Palestinian President Mahmoud Abbas, and Hamas’ bitter political enemy, is in Saudi Arabia along with Chief Palestinian Negotiatior Saeb Erekat. “This is a devastating day, a black day. Today was another war crime committed by Israel and I think that we as Palestinians have to realize that the Gaza Strip, just like the West Bank and Jerusalem, are all occupied territories and the challenge facing all of us is the Israeli occupation. Therefore I call on all the Palestinian political factions, in the name of President Abu Mazen (Mahmoud Abbas), to participate in the Egyptian efforts to restart a dialogue to put an end to this painful split and unite our ranks.”
In New York, an emergency ring of the UN Security Council was called by Libya on behalf of the Arab Group of countries at the United Nations. They released a statement agreed to by all 15 members of the council including Libya…though it did not specifically mention either the Israeli bombing or the rocket and mortar attacks by Hamas militants. Instead it called for an “immediate halt to all violence” and called on all parties to “immediately stop all military activities” as well as to “address the serious humanitarian and economic needs in Gaza and to take all necessary measures, including opening of border crossings, to ensure the continuous provision of humanitarian supplies, including supplies of food, fuel, and provision of medical treatment.”
Riyad Mansour, the Palestinian United Nations observer, told journalists there is “no justification for slaughtering hundreds of Palestinian civilians and injuring close to one thousand people. There is no justification whatsoever. Of course our position is very clear, we are against the killing and harming of civilians, regardless of which side of the aisle they stand: whether they are on the Palestinian side, or the Israeli side. But this collective punishment of 1.5 million Palestinians in Gaza is inhumane, is immoral and should be stopped immediately.”
Israel’s UN Ambassador Gabriela Shalev said that the last few days since the end of the cease-fire have been so bad that they “had no choice but to go on a military operation, and the only party to blame is the Hamas. Israel has been effecting its right to self defense, and this is what was happening over the last 24 hours.”
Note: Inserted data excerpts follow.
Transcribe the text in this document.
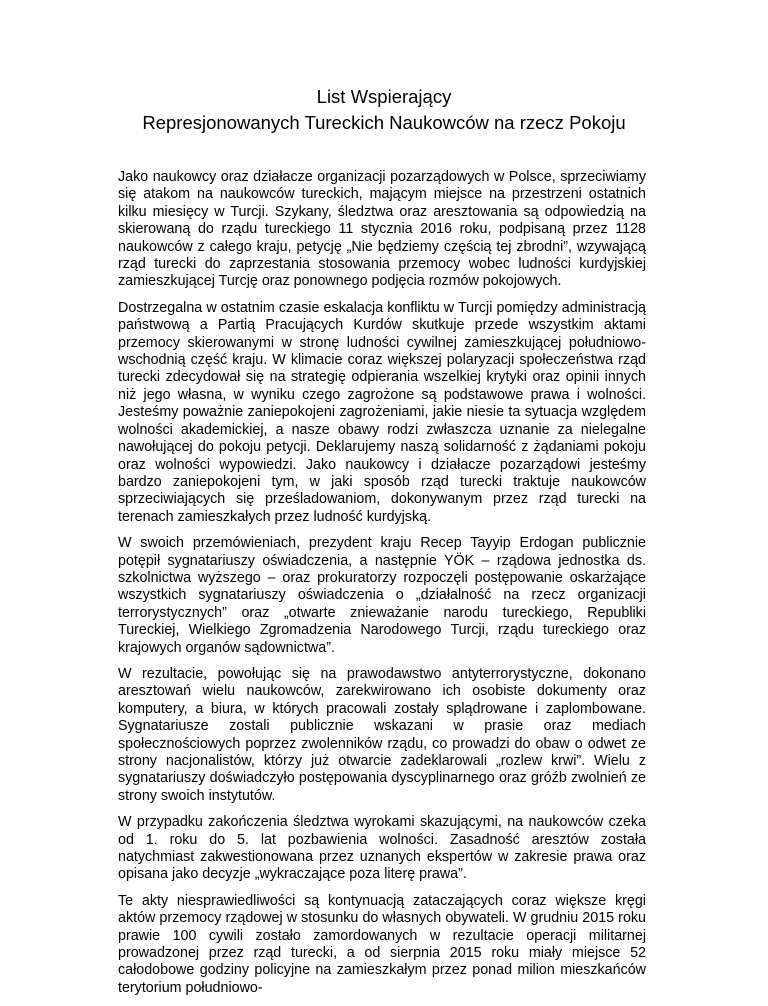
List Wspierający

Represjonowanych Tureckich Naukowców na rzecz Pokoju

Jako naukowcy oraz działacze organizacji pozarządowych w Polsce, sprzeciwiamy się atakom na naukowców tureckich, mającym miejsce na przestrzeni ostatnich kilku miesięcy w Turcji. Szykany, śledztwa oraz aresztowania są odpowiedzią na skierowaną do rządu tureckiego 11 stycznia 2016 roku, podpisaną przez 1128 naukowców z całego kraju, petycję „Nie będziemy częścią tej zbrodni”, wzywającą rząd turecki do zaprzestania stosowania przemocy wobec ludności kurdyjskiej zamieszkującej Turcję oraz ponownego podjęcia rozmów pokojowych.

Dostrzegalna w ostatnim czasie eskalacja konfliktu w Turcji pomiędzy administracją państwową a Partią Pracujących Kurdów skutkuje przede wszystkim aktami przemocy skierowanymi w stronę ludności cywilnej zamieszkującej południowo-wschodnią część kraju. W klimacie coraz większej polaryzacji społeczeństwa rząd turecki zdecydował się na strategię odpierania wszelkiej krytyki oraz opinii innych niż jego własna, w wyniku czego zagrożone są podstawowe prawa i wolności. Jesteśmy poważnie zaniepokojeni zagrożeniami, jakie niesie ta sytuacja względem wolności akademickiej, a nasze obawy rodzi zwłaszcza uznanie za nielegalne nawołującej do pokoju petycji. Deklarujemy naszą solidarność z żądaniami pokoju oraz wolności wypowiedzi. Jako naukowcy i działacze pozarządowi jesteśmy bardzo zaniepokojeni tym, w jaki sposób rząd turecki traktuje naukowców sprzeciwiających się prześladowaniom, dokonywanym przez rząd turecki na terenach zamieszkałych przez ludność kurdyjską.

W swoich przemówieniach, prezydent kraju Recep Tayyip Erdogan publicznie potępił sygnatariuszy oświadczenia, a następnie YÖK – rządowa jednostka ds. szkolnictwa wyższego – oraz prokuratorzy rozpoczęli postępowanie oskarżające wszystkich sygnatariuszy oświadczenia o „działalność na rzecz organizacji terrorystycznych” oraz „otwarte znieważanie narodu tureckiego, Republiki Tureckiej, Wielkiego Zgromadzenia Narodowego Turcji, rządu tureckiego oraz krajowych organów sądownictwa”.

W rezultacie, powołując się na prawodawstwo antyterrorystyczne, dokonano aresztowań wielu naukowców, zarekwirowano ich osobiste dokumenty oraz komputery, a biura, w których pracowali zostały splądrowane i zaplombowane. Sygnatariusze zostali publicznie wskazani w prasie oraz mediach społecznościowych poprzez zwolenników rządu, co prowadzi do obaw o odwet ze strony nacjonalistów, którzy już otwarcie zadeklarowali „rozlew krwi”. Wielu z sygnatariuszy doświadczyło postępowania dyscyplinarnego oraz gróźb zwolnień ze strony swoich instytutów.

W przypadku zakończenia śledztwa wyrokami skazującymi, na naukowców czeka od 1. roku do 5. lat pozbawienia wolności. Zasadność aresztów została natychmiast zakwestionowana przez uznanych ekspertów w zakresie prawa oraz opisana jako decyzje „wykraczające poza literę prawa”.

Te akty niesprawiedliwości są kontynuacją zataczających coraz większe kręgi aktów przemocy rządowej w stosunku do własnych obywateli. W grudniu 2015 roku prawie 100 cywili zostało zamordowanych w rezultacie operacji militarnej prowadzonej przez rząd turecki, a od sierpnia 2015 roku miały miejsce 52 całodobowe godziny policyjne na zamieszkałym przez ponad milion mieszkańców terytorium południowo-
Only a few cars and those brave enough to walk the streets have broken the silence around Gaza in the past 48 hours. Food shops remain open peddling their meager wares. The Israeli Army is on high alert in the West Bank in the event things in Gaza spark reactions from their Fatah-governed cousins. The Fatah-dominated Palestinian Liberation Organisation called for a one-day commercial strike and mourning period in addition to asking Palestinians to take to the streets in peaceful protest.
Israel’s Defence Minister Ehud Barak vowed to expand the operation if necessary. Though he did not expressly mention a ground invasion, infantry and armoured forces were seen heading for the border with Gaza.